The studio wanted to bring the history of the region to the limelight. It topped the art museum with a sculptural tiled roof which seems to blend perfectly with the natural landscape. In fact, it looks as if the roof is growing out of the landscape. “The transformed, rather than demolished, warehouses effectively reflect heritage, identity, and the site’s background,” said studio founder Wang Chong.  “The new building volume that surrounds it creates a hybrid method that is more effective than tabula rasa or ‘repairing the old as the old’.”

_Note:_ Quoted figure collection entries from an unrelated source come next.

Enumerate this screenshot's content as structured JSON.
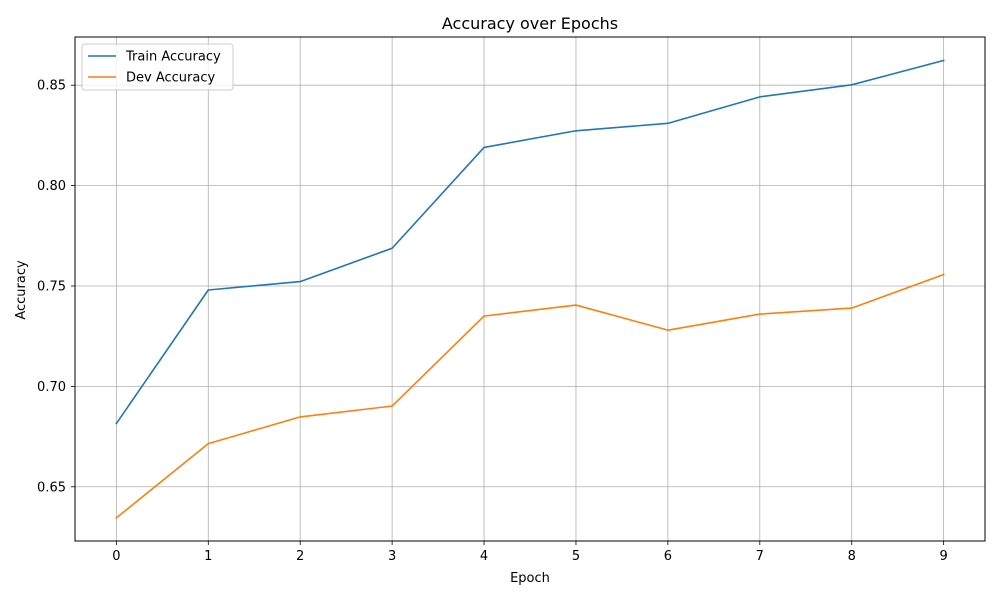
{
  "chart_data": {
    "type": "line",
    "title": "Accuracy over Epochs",
    "xlabel": "Epoch",
    "ylabel": "Accuracy",
    "x": [
      0,
      1,
      2,
      3,
      4,
      5,
      6,
      7,
      8,
      9
    ],
    "xticks": [
      "0",
      "1",
      "2",
      "3",
      "4",
      "5",
      "6",
      "7",
      "8",
      "9"
    ],
    "yticks": [
      "0.65",
      "0.70",
      "0.75",
      "0.80",
      "0.85"
    ],
    "xlim": [
      -0.45,
      9.45
    ],
    "ylim": [
      0.623,
      0.874
    ],
    "grid": true,
    "legend_position": "top-left",
    "series": [
      {
        "name": "Train Accuracy",
        "color": "#1f77b4",
        "values": [
          0.6815,
          0.748,
          0.7522,
          0.7688,
          0.819,
          0.8273,
          0.831,
          0.8442,
          0.8502,
          0.8623
        ]
      },
      {
        "name": "Dev Accuracy",
        "color": "#ff7f0e",
        "values": [
          0.6345,
          0.6715,
          0.6848,
          0.6902,
          0.735,
          0.7405,
          0.728,
          0.736,
          0.739,
          0.7557
        ]
      }
    ]
  }
}
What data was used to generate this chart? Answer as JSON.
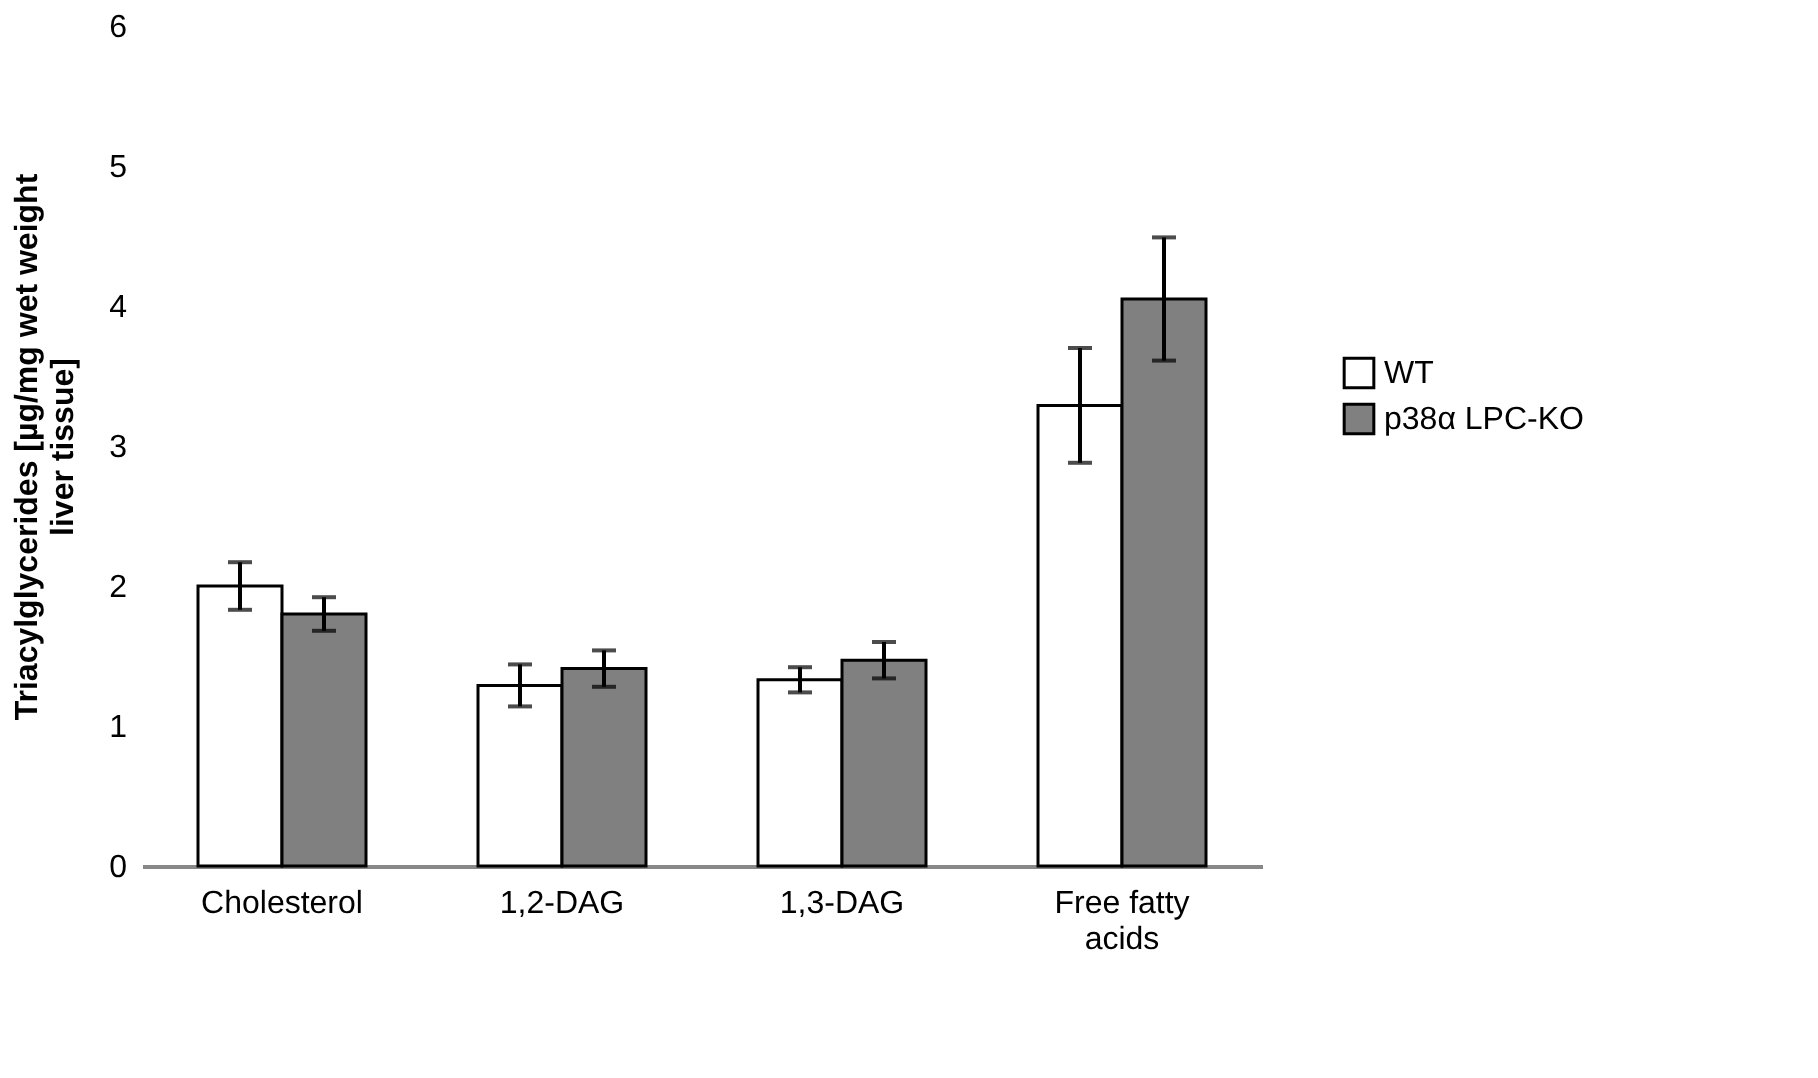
{
  "chart_data": {
    "type": "bar",
    "ylabel": "Triacylglycerides [µg/mg wet weight liver tissue]",
    "categories": [
      "Cholesterol",
      "1,2-DAG",
      "1,3-DAG",
      "Free fatty acids"
    ],
    "series": [
      {
        "name": "WT",
        "color": "#ffffff",
        "values": [
          2.0,
          1.29,
          1.33,
          3.29
        ],
        "errors": [
          0.17,
          0.15,
          0.09,
          0.41
        ]
      },
      {
        "name": "p38α LPC-KO",
        "color": "#808080",
        "values": [
          1.8,
          1.41,
          1.47,
          4.05
        ],
        "errors": [
          0.12,
          0.13,
          0.13,
          0.44
        ]
      }
    ],
    "ylim": [
      0,
      6
    ],
    "yticks": [
      0,
      1,
      2,
      3,
      4,
      5,
      6
    ],
    "grid": false,
    "legend": "right"
  }
}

A stunning waterside courtyard with stone elements and stepped paths welcomes you to the museum and provides lovely views down the river. “Traditional Chinese landscape paintings try to describe the paths into the mountains layer by layer, which inspired us to design layers of retreats and zigzag mountaineering paths in the site adjacent to the water and back of the mountain,” said Wang. Quite interestingly, the museum has been equipped with a restaurant. It is located in the excavated portion of the hillside below the museum, with massive floor-to-ceiling windows providing attractive views of the neighboring courtyard.

The Taihang Art Museum can be accessed by a stone staircase, and it consists of a series of exhibition spaces that have been divided by rugged stone walls. The gallery spaces showcase pre-existing elements from the site. The sloping curved roof tops this space, and creates segregated spaces that have ceilings that differ in height. “The sloping roof draws inspiration from the Chinese-style large roof,” said Wang. “In ancient Chinese architecture, the large roof is described as ‘like a bird spreading its wings and a pheasant spreading its wings and flying’, as if the wings bring a light feeling.”